Seelen kann man nicht kopieren. Der Mut zu Neuem macht den Wedding aus. Das zu tun, woran man selbst glaubt. Am Ende ist es immer das gleiche: Wahrheit zahlt sich aus.
Autor: Thorgen Bloch
Nachtrag September 2016: Die neuen Betreiber haben das Café unter seinem alten Namen, dafür aber in neuer Optik wieder eröffnet.
Die Facebookpräsenz der neuen Besitzer
Abstieg fuer den ganzen Kiez!
Als ehemaliger Weddinger kam ich gern immer mal wieder ins Auszeit und ins 65. In letzterem liebte ich die leckeren und bezahlbaren Galettes. Im Januar 2017 stand ich nun mal wieder vor dem Laden – und stellte fest, dass die Speisekarte voellig austauschbar geworden war: zwischen Flensburg und Garmisch bzw Frohnau und Lichtenrade gibt es wahrscheinlich zehntausende solcher Laeden.
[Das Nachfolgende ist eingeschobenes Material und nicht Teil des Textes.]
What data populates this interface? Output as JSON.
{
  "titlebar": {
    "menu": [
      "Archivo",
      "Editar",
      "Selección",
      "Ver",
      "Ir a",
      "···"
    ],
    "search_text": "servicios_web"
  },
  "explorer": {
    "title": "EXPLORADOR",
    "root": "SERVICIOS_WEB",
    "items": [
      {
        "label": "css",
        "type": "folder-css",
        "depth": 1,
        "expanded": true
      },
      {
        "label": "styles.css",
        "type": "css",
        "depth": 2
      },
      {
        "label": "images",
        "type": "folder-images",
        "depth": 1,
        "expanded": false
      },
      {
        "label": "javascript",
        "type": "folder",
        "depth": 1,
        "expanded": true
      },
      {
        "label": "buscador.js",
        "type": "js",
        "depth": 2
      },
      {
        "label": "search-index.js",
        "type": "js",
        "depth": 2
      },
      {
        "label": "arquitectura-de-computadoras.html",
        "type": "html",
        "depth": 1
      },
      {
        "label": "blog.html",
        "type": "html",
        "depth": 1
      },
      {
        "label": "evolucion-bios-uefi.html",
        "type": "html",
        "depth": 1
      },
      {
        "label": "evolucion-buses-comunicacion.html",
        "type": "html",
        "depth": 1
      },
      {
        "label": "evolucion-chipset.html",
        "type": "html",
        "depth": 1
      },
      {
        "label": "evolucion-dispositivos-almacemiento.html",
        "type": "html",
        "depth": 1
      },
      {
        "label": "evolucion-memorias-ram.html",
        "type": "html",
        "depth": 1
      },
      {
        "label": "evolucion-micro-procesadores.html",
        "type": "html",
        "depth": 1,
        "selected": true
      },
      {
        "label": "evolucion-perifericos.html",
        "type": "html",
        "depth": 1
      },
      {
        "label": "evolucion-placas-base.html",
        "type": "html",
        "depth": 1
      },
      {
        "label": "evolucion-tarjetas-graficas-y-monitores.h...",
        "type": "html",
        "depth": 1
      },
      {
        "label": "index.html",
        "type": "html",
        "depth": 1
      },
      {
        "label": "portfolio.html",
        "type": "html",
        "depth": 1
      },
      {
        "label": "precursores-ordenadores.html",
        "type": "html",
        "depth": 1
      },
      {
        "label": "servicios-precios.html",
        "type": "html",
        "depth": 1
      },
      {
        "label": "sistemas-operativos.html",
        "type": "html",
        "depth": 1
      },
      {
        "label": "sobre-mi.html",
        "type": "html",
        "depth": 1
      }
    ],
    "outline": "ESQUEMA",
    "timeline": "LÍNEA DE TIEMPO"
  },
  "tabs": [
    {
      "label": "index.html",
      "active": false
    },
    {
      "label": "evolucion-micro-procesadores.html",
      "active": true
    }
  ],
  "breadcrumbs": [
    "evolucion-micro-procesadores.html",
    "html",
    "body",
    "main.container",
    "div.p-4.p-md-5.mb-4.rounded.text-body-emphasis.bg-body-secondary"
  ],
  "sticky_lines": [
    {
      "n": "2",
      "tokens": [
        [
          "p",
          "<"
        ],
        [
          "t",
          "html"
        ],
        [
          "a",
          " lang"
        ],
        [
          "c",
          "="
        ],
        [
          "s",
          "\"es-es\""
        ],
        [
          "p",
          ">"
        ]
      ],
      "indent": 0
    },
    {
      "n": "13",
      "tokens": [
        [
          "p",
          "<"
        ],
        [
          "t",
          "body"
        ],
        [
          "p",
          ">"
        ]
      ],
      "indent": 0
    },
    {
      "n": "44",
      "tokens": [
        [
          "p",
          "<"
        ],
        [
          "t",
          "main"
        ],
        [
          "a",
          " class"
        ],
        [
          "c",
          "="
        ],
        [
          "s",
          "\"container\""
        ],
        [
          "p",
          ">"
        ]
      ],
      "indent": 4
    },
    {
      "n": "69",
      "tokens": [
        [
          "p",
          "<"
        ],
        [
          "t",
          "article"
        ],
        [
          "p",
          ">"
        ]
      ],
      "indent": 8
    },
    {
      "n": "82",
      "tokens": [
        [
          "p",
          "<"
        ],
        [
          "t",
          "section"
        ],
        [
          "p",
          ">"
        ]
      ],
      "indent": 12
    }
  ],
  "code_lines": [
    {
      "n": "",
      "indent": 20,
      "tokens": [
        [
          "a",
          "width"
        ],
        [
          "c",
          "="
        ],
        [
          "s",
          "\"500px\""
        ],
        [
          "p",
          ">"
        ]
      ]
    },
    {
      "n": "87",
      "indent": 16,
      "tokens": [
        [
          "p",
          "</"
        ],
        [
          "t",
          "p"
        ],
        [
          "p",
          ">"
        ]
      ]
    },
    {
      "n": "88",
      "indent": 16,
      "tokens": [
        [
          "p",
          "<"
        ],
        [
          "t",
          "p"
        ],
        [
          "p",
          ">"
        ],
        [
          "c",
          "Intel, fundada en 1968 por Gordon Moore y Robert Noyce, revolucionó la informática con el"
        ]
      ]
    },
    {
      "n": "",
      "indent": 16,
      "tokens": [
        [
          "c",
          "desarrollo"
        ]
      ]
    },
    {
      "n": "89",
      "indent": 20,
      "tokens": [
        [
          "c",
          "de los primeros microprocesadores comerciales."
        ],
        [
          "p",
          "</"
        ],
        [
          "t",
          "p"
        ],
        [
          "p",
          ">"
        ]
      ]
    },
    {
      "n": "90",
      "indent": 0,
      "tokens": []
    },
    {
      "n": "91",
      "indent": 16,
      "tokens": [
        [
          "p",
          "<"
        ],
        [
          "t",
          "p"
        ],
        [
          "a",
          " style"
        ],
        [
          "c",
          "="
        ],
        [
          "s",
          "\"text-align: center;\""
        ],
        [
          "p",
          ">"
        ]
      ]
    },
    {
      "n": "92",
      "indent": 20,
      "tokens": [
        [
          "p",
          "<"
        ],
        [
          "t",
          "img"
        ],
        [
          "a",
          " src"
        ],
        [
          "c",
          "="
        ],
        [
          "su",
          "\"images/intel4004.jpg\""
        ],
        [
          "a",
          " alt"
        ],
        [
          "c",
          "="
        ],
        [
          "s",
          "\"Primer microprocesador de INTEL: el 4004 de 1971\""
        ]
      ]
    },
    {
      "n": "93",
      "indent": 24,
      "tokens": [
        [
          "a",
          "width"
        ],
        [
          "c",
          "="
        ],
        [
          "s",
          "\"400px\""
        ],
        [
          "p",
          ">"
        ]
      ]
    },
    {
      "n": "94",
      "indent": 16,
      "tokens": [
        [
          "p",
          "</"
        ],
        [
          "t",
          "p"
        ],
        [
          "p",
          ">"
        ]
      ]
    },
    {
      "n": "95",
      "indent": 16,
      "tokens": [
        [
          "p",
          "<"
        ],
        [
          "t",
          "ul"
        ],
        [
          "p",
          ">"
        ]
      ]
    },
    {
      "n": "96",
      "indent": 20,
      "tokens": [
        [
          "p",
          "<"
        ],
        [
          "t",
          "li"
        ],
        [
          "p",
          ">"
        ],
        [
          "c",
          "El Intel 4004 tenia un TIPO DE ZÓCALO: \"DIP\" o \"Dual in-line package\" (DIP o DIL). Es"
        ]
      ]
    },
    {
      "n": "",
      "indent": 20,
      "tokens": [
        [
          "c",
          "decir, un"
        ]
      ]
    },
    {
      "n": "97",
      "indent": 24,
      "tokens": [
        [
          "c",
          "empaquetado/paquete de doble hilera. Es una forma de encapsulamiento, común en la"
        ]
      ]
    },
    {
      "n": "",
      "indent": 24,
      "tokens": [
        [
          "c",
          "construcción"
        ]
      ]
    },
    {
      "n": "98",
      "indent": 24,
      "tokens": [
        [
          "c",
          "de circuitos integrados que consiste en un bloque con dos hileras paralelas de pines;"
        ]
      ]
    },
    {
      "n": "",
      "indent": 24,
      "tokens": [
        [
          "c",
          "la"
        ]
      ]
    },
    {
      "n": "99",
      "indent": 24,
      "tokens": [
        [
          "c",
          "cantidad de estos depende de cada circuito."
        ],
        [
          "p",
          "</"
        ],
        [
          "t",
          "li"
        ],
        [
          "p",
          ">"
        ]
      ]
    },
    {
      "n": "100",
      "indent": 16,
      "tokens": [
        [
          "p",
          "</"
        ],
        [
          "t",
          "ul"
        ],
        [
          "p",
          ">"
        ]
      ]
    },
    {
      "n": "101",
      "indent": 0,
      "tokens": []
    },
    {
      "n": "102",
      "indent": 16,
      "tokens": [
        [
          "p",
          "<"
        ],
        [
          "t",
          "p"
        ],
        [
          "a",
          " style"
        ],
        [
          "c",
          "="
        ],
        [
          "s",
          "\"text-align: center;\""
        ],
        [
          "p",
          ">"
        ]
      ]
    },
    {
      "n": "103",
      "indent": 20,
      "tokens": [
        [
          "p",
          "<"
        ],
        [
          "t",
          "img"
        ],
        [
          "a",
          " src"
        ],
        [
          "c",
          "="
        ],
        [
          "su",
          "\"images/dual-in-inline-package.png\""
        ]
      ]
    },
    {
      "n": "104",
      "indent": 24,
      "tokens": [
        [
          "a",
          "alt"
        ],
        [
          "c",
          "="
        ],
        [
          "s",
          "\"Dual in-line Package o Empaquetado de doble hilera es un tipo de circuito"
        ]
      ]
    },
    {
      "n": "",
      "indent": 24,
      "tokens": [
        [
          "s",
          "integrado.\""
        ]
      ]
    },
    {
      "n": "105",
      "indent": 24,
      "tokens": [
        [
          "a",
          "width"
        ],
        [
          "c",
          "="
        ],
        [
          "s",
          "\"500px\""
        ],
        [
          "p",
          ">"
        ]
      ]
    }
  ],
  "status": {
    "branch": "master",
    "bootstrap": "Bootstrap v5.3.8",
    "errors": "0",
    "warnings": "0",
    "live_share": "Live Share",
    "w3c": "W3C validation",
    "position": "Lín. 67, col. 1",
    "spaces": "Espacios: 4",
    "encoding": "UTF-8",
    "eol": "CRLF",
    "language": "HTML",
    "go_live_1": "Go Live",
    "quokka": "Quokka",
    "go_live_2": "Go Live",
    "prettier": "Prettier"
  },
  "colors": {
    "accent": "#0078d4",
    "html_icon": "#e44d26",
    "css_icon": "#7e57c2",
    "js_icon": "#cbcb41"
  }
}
Pizza Salami statt Galettes Poire.
Daher liess ich mich vom gewohnungsbeduerftigen neuen Stil des Ex- und Interieurs nicht abschrecken und ging ins ““Auszeit””. Immerhin eine sehr freundliche Bedienung. Mindestens der vegetarische Burger allerdings eine kulinarische Katastrofe: Lappige, suessliche Fertigbroetchen, fade Tiefkuehlfritten und Ketchup/Mayo aus dem Tuetchen umgaben den akzeptablen Halloumi. Fuer 8 EUR.
Waere es nicht so traurig fuer den ganzen Sprengelkiez, wuerde ich mich zumindest darueber freuen, dass die neuen Betreiber mit der im Artikel beschriebenen Strategie mit recht grosser Wahrscheinlichkeit scheitern werden.
Ich war zweimal im Auszeit und vermisse es NICHT:
– bis zur Schmerzgrenze unfreundliches Personal
– Alt-Berliner-Dienstleistungs-Wüste
– Mini-Portiönchen zu überteuerten Preisen – ähnlich wie (teilweise) im Prenzlauer Berg.
Ich bin gespannt auf die Nachfolger!!!
Als Anwohnerin im Sprengelkiez bin ich mehr als erschüttert über die Vorgehensweise der neuen “Betreiber” bzw. Besitzer des ganzen Hauses, die hier das Leben der langjährige Anwohner drangsalieren und die etablierten Restaurantbetreiber vor die Tür gesetzt haben. Sich ins gemachte Netz zu setzen ist eine Strategie, die nicht aufgehen sollte. Leider scheint das vielen der Gäste im “neuen” Café Auszeit egal zu sein. Schade für den Kiez.
Das Original-Auszeit muss sich das natürlich nicht gefallen lassen und kann gegen die neuen Betreiber_Innen nach § 8 I UWG in Verbindung mit §§ 3 I, 4 Nr. 3 UWG vorgehen.
Das sollten die Betreiber des ehemaligen Auszeit ernsthaft in erwägung ziehen!
Von juristischer Seite besteht ein hoher Aussicht auf Erfolg.
prenzelwedding,da geht einem der hut hoch!